Isolation can be useful. For example the Postfix email server (running on a Unix, not unikernel) is decomposed into several processes with different privileges. That allows running the most sensitive parts with limited access rights, to protect against attacks, while still running those parts on the same server for efficiency. This process isolation is typically not provided with unikernels.

A lot of unikernels compensate for this by providing language level protection, by using safe high level language (see MirageOS using OCaml, other based on Erlang, haskell or rust). Then it's not process isolation but the language and its implementation that guarantee that provides protection / isolation between components. My understanding is that is what GP refers too.

A unikernel based on C or C++ will have no process isolation, and no language level isolation either. So sensitive components would have to be split into different nodes, isolated by using either separate VMs or machines. That's doable, but adds complexity to the orchestration and possibly some overhead.

> That allows running the most sensitive parts with limited access rights, to protect against attacks, while still running those parts on the same server for efficiency. This process isolation is typically not provided with unikernels.
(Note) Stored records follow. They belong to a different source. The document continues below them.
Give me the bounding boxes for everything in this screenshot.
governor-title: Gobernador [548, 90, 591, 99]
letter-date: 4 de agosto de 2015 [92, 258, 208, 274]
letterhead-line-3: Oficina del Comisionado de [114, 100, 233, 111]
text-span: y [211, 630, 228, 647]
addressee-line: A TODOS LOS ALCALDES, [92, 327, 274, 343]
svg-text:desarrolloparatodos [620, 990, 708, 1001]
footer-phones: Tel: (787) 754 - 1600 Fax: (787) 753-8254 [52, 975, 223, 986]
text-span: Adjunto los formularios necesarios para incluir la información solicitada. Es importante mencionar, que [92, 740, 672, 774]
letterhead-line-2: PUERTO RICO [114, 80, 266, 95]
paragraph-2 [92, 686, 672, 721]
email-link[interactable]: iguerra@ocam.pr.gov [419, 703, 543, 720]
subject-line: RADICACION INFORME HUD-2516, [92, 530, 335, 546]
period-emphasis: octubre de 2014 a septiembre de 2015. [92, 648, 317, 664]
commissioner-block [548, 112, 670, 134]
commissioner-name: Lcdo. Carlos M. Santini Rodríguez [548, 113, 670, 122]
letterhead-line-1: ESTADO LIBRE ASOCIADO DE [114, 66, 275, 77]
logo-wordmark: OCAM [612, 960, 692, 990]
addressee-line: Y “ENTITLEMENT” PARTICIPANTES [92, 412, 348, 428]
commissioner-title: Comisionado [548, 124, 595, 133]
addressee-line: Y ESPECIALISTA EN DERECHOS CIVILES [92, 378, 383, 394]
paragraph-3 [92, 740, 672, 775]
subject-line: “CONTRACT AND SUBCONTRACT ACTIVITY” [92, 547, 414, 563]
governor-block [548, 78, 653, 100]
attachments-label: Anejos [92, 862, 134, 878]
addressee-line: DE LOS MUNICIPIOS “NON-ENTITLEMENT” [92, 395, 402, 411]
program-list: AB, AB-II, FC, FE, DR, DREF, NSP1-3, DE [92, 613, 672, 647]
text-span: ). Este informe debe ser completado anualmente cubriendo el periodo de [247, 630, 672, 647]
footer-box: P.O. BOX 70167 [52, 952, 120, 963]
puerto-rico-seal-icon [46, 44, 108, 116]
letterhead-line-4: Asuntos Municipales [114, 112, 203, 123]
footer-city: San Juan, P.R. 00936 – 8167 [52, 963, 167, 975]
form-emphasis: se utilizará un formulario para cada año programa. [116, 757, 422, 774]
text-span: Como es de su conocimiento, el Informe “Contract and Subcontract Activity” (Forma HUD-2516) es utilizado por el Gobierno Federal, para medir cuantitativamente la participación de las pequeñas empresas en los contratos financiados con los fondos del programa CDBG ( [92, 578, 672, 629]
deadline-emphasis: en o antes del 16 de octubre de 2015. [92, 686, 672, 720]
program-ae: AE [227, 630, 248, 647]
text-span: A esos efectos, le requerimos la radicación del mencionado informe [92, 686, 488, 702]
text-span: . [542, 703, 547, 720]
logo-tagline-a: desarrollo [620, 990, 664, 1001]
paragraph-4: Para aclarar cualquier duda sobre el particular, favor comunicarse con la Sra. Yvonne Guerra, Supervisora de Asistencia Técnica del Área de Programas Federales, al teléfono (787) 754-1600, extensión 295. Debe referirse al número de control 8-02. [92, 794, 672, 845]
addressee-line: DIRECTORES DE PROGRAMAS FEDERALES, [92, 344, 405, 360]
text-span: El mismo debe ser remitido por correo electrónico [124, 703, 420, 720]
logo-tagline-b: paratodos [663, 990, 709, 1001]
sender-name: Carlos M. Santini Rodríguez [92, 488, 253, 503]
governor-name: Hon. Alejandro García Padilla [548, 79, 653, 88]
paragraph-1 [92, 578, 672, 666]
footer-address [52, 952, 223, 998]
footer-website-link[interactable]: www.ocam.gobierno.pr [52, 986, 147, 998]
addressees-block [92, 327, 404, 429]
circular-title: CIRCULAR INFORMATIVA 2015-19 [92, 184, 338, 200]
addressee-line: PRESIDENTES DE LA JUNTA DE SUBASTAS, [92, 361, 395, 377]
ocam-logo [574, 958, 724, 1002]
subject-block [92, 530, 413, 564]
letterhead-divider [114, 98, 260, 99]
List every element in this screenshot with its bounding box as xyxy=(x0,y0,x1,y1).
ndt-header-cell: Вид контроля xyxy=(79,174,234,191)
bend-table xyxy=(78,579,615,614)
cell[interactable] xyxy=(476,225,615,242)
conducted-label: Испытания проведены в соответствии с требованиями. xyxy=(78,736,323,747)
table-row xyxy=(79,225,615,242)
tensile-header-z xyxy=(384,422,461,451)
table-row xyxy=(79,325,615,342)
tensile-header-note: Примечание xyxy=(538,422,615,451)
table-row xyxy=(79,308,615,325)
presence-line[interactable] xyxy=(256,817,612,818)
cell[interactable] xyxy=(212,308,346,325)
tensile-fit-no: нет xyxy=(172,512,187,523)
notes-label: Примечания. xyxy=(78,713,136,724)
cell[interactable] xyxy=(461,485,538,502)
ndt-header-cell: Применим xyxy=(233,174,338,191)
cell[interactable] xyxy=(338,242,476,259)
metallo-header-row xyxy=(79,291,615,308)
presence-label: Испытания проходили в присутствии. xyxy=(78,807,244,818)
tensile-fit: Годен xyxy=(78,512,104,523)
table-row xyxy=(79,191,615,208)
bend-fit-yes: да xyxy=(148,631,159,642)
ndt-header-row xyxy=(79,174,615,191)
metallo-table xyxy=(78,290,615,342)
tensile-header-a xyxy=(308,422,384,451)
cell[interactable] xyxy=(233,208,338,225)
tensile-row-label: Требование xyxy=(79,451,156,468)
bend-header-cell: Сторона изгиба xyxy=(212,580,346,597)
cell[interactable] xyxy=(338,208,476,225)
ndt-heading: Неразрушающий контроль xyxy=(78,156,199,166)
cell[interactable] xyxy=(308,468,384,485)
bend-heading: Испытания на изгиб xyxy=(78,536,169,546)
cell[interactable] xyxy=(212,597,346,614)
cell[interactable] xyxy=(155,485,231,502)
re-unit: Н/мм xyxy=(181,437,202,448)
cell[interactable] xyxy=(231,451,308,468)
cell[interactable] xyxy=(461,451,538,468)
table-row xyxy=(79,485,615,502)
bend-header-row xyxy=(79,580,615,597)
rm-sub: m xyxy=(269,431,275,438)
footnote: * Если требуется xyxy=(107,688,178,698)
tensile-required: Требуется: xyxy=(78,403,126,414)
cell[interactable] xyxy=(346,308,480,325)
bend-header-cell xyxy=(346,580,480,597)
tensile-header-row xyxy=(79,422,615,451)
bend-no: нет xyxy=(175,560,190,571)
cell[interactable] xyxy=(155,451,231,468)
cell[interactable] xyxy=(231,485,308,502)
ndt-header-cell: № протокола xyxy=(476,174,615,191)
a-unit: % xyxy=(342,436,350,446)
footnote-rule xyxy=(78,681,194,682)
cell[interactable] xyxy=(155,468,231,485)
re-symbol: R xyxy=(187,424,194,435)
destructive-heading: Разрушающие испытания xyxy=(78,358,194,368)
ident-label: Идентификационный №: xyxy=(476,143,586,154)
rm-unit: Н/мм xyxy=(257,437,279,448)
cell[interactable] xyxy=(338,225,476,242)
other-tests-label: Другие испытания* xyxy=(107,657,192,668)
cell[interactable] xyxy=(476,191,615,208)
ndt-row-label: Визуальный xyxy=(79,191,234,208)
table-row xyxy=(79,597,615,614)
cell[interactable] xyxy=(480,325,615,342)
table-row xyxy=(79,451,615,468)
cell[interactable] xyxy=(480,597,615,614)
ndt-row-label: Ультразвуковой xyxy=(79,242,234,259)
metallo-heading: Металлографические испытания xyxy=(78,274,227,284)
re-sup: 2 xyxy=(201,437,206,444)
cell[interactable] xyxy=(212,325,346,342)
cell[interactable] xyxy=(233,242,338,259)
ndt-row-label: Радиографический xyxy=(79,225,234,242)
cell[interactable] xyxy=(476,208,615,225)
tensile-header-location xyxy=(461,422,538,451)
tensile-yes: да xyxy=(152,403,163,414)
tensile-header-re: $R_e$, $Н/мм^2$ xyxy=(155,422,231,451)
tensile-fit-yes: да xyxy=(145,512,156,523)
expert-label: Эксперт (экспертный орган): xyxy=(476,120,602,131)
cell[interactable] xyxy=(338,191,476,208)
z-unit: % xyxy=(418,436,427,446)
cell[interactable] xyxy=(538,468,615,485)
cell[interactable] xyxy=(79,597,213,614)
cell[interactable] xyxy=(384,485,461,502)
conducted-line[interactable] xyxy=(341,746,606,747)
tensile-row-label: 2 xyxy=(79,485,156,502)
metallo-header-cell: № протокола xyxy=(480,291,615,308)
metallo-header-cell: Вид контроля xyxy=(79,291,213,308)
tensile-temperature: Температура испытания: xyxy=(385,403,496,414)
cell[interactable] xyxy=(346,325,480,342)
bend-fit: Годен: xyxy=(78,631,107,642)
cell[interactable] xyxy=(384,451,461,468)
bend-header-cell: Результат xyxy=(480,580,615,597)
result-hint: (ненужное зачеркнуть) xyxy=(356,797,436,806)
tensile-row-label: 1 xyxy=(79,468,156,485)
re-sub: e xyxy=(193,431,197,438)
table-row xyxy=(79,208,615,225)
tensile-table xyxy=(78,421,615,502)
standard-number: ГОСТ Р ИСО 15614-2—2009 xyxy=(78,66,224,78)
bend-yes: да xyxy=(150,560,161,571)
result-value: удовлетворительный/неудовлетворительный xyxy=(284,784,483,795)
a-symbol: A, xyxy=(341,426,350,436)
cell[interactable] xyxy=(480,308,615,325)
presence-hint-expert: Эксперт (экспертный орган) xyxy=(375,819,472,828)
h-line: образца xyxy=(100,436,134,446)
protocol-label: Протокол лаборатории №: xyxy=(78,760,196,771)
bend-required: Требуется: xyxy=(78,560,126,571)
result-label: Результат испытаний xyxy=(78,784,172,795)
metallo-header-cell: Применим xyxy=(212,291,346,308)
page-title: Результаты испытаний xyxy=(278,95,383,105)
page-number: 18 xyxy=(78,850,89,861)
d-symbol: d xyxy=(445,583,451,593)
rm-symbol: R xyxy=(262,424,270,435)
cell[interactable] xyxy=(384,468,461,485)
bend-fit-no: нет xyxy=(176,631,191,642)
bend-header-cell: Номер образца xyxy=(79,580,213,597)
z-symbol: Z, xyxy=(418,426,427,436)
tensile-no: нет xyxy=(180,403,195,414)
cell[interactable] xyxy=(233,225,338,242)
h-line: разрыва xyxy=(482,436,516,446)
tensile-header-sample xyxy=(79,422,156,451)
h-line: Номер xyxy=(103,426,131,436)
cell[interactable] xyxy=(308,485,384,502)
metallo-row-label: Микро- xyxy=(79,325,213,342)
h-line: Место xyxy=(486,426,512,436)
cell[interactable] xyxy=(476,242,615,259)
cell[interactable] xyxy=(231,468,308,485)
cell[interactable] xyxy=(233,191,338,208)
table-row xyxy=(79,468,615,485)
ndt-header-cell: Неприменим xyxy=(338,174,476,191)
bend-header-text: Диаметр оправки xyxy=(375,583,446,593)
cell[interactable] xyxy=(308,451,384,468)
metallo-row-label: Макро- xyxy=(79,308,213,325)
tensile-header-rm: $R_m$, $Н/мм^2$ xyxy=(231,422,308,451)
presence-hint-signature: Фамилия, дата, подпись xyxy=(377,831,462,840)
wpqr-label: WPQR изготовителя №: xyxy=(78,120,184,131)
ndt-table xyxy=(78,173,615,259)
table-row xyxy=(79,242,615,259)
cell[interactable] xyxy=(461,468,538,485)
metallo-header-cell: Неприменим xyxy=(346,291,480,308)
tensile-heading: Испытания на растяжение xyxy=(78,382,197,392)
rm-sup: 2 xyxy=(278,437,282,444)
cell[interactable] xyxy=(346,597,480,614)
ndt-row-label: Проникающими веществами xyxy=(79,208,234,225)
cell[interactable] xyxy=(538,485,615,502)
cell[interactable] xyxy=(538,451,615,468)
Unikernels also don't have notions of access rights. To make that model work, more than memory safety, you need declarative ways of asserting constraints, which... C++ arguably can pull off pretty well.

> A unikernel based on C or C++ will have no process isolation, and no language level isolation either.

C++ has lots of support for language level isolation. Yes, due to C compatibility, if you diddle with memory you can find ways to violate those contracts, but it is entirely possible, particularly in a unikernel context, to prove that you aren't doing that.

> That's doable, but adds complexity to the orchestration and possibly some overhead.

That'd add way more complexity and likely bugs to the code than just keeping the codebase clean.

> C++ has lots of support for language level isolation. Yes, due to C compatibility, if you diddle with memory you can find ways to violate those contracts,

No, it's not. The memory unsafety in C++ is fundamental to the language (think iterator invalidation). It has nothing to do with C compatibility and comes up all the time in well-written C++ code in practice.

Possible, but not necessarily easy; what tools do you use to sweep C++ code for 'unsafe' constructs?
I'm interested in the answer to that, too. A member of the Chrome team asked what static analysis or advanced verification tools I thought they could use in a significant C++ project. Digging around, I think I just found one, limited one plus two ways of doing Design-by-Contract (asserts & OOP). That was it. Not inspiring lol.

Now, there has been work on type-safe or memory-safe version of C++. They're non-standard. They also get smashed when a memory error occurs and that will happen. So, suggesting to rely on language-based isolation in C++ is a more a joke than something worth trying.

Good example of work on C++ safety:

https://www.cis.upenn.edu/~eir/papers/2013/ironclad/paper.pd...

Around memory safety, it would be simply be dereferencing any raw pointer. You'd whitelist a set of smart pointer classes that manage that and you can pretty much just use the clang parser to catch it.
And erlang projects, and projects for every other programming language you could possibly want. Just use whatever you want!